Too critical in his reporting
Uysal had written about how representatives of the city administration of Balikesir were paying their relatives hefty pensions. He therefore assumes that his work was the main reason for the assassination: "My articles in recent months have been uncomfortable. They certainly won't have liked that. But it is my duty as a journalist to ask unpleasant questions, to uncover lies and to inform."
Harlem Desir, press freedom representative with the Organisation for Security and Co-operation in Europe (OSCE), also called on the Turkish authorities to investigate the attack on Uysal and to bring those responsible to justice as soon as possible. "Violence against journalists is increasing at an alarming rate," says Desir. There have been six attacks on journalists since May. "We need to stop this trend and ensure a safe environment for journalists so that they can continue their work unhindered."
According to the BIA Media Monitoring Report, ten journalists were attacked in the first half of the year, three of whom were killed. Last week, the case of Umit Uzun – a journalist at the Demiroren News Agency (DHA) – drew the attention of the Turkish public: when he tried to report a traffic accident, policemen beat him up and handcuffed him. The non-governmental organisation Reporters Without Borders confirmed that Turkey is one of the most restrictive countries in the world when it comes to press freedom. The NGO ranks Turkey 157th out of 180 countries in its 2019 World Press Freedom Index.

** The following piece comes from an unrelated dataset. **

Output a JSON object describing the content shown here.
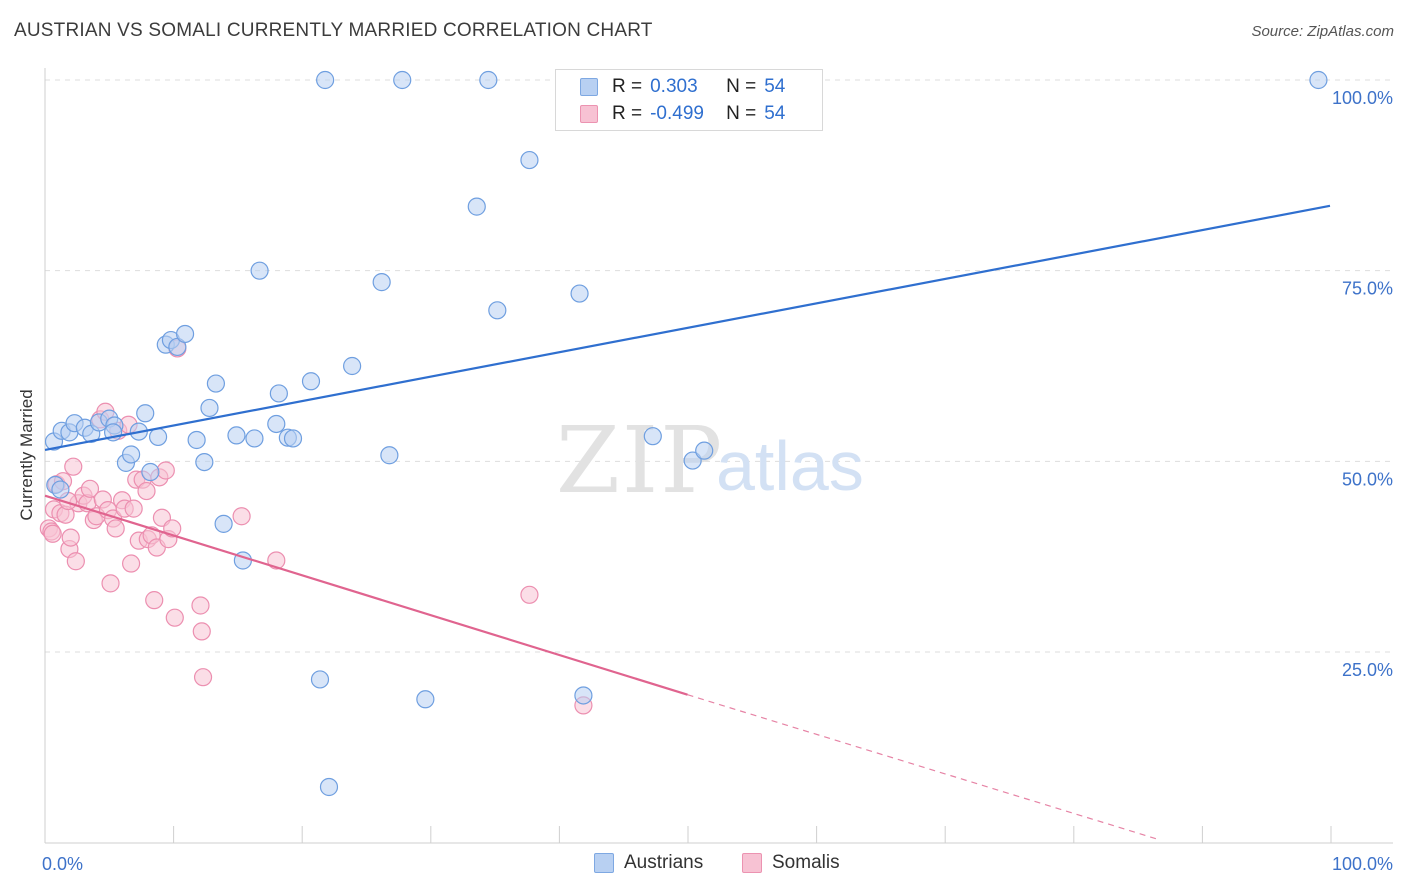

The dangerous conditions and increasing attacks on journalists are also alarming international media organisations. Twenty international media houses, including Reporters Without Borders and the International Press Institute (IPI), which campaign for freedom of the press at an international level, have written to Turkish President Recep Tayyip Erdogan. In the joint letter, they condemn the increased attacks on journalists and call on Turkish politicians to bring those responsible to justice.
But the call has been ignored by the government alliance of the nationalist MHP and the Islamic-conservative AKP, says Erol Onderoglu, the Turkish representative of Reporters without Borders: "The attitude of the government and the authorities is irresponsible. After all, since the local elections on 31 March 2019, violence against journalists has continued to spread. It seems to me that no-one is interested in an adequate response." Police violence has also created a dangerous climate. "In Turkey, there is currently minimal protection for journalists' lives," warns Onderoglu.
Unemployment as an additional problem
In addition to physical violence, another existential problem affecting journalists in Turkey is unemployment. Like thousands of his colleagues, Uysal also has to contend with an economic downturn. When his newspaper was close to bankruptcy, he decided to only publish online. "There is hardly any support from my community, so we can barely keep our heads above water," he complains.
According to figures from the Turkish Statistics Institute (TUIK), journalists were – after social workers – the second occupational group most affected by unemployment in 2018. In just one year, the number of unemployed journalists rose by 4.7 percentage points to 23.8 percent. It is a sector that is dominated by mushrooming media cartels.
The attempted coup in July 2016 was followed by the mass closure of media and press houses. Moreover, the situation has not been helped by the weakening of the Turkish trade unions. And the result? Plurality is falling by the wayside.